Path: utzoo!utgpu!news-server.csri.toronto.edu!cs.utexas.edu!samsung!munnari.oz.au!labtam!graeme
From: graeme@labtam.labtam.oz (Graeme Gill)
Newsgroups: comp.benchmarks
Subject: Re: X-terminal benchmarks
Message-ID: <5572@labtam.labtam.oz>
Date: 14 Nov 90 03:16:52 GMT
References: <90315.122715HANK@BARILVM.BITNET> <43091@mips.mips.COM>
Organization: Labtam Information Systems Pty. Ltd., Melbourne, Australia
Lines: 84

In article <43091@mips.mips.COM>, rnovak@mips.com (Robert E. Novak) writes:
> Are the sources for the benchmarks available?
> 
	From the look of the tests xbench was probably used to produce
these figures. The other widely known test suit is x11perf. xbench as
it was distributed over the network has some problems. One major
one is that it does not disable or accept the no-expose events
generated by its copy area tests. This can cause strange results as
the host starts running out of memory trying to store all the events.
There are also other peculiarities, ie the invert rectangles test
only does one rectangle at a time, hence it is partially a measure
of network latency rather than pure invert area performance. This is
inconsistent with the other tests.
	x11perf is most useful for developmental work on servers,
although it is possible to use its results to draw conclusions about the
relative performance of an X server. I make use of x11perf extensively 
in verifying the results of my server optimisations. This often involves
modifying and/or adding tests to the x11perf suite.

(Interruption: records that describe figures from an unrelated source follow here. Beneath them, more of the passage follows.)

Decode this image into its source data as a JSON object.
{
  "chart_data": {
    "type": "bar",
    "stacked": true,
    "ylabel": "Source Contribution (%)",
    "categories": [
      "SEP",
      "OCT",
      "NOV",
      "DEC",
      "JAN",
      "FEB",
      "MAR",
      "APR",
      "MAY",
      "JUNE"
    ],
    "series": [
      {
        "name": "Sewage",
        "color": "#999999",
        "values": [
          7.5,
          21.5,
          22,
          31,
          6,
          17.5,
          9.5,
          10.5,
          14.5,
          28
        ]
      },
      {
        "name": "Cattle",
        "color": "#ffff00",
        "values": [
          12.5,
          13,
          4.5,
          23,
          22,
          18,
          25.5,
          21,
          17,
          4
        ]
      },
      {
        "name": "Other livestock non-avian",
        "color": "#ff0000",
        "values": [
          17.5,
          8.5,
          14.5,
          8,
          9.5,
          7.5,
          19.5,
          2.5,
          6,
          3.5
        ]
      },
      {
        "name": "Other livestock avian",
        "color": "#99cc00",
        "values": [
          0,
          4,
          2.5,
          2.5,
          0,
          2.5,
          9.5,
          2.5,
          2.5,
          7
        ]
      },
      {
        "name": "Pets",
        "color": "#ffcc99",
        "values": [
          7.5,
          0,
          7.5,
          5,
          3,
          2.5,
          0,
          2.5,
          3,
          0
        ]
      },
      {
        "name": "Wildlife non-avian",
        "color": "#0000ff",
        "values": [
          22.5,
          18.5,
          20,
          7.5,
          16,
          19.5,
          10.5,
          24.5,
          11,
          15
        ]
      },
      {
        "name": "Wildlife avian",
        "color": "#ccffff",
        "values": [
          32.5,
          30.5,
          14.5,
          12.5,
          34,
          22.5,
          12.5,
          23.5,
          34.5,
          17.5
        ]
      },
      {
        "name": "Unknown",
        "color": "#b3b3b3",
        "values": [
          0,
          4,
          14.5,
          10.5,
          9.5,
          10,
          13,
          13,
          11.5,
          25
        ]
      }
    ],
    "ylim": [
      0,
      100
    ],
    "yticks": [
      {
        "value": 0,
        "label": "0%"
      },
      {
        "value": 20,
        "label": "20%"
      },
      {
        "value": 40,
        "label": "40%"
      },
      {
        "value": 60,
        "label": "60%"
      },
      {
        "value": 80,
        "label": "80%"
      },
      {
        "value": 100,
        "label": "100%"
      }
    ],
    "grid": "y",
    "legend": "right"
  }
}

> One of the base requirements for all SPEC benchmarks (as you may have
> guessed) is that the results of a program can be mechanically verified
> against known good results.

	This could be a difficult issue. Although the X specifications
specify exact pixelisation rules for most graphical operations, some
are deliberately relaxed - ie zero width lines - so that machine
dependent hardware can be used. Since zero width lines are widely used
by X applications, one cannot simply leave out these tests. The MIT X11R3
example server (which a number of vendors products are still based on) does
not even meet the pixelisation rules for some operations. Verification
would be almost impossible to do at the same time as speed testing,
since efficient use of the X protocol calls for doing as many graphics
operations as possible per packet, and reading back an image is a
relatively slow operation. If you really wanted to 'cook' the results of 
a server could save all the commands and only render them on receiving
a getimage request. The performance of all operations except getimage
would then seem exceptionally fast. Verification of the graphics
rendering is only part of the problem, as other commands would
also have to be verified - ie window creation, cursor operation,
exposures etc etc.

	It would certainly be very useful to have an X pixelisation
verification suite, but this seems to be a difficult project,
as the closest thing available for the MIT consortium is a partially
completed X protocol verification suite. If such a tool was available
then one could use it to verify the correct functioning of the
device under test, and then run the performance benchmarks,
but whether this is what you are looking for, I don't know.
	The other slight possibility would be to come up with a series
of operations that leave you with a (hopefully) unique pattern that
can then be verified.

	The current benchmarking tools only cover a small fraction
of the spectrum of drawing operations that may differ markedly
in speed on a particular X server. For instance, X allows the
16 boolean logical operations, but generally only fill and invert
are tested by benchmarks. Many servers will special case these
two ops as they are the ones used by applications the vast majority of
the time. The speed of textured fills will vary markedly with the
size of the texture pattern used, since servers may have 2 or 3 different
algorithms depending on whether a line of the pattern will fit in a register
or whether it is even, and therefore doesn't need bit shifting.
	Performance will vary widely depending on the number of
operations that can be grouped together (ie the size of the poly
fill rect request etc.), the frequency of sync commands etc.

	Benchmarking of X terminals is especially difficult since many
of the results will depend on the speed and exact implementation of the
host machines communication interface - ie Ethernet, TCP/IP etc.,
and how that interacts with the server communications.

	X servers can have notoriously uneven performance, so that
two applications that make different demands on the X server may
vary markedly in relative speed when running on different servers.

	In summary, trying to benchmark X servers in a fair way may
make CPU benchmarking look very simple. Considerable investigation
of the issues that may affect performance is needed. If perfect
verification of operation is needed, then benchmarking may not be
possible at all.

	Graeme Gill
	Labtam I.S. Pty. Ltd.
	graeme@labtam.oz.au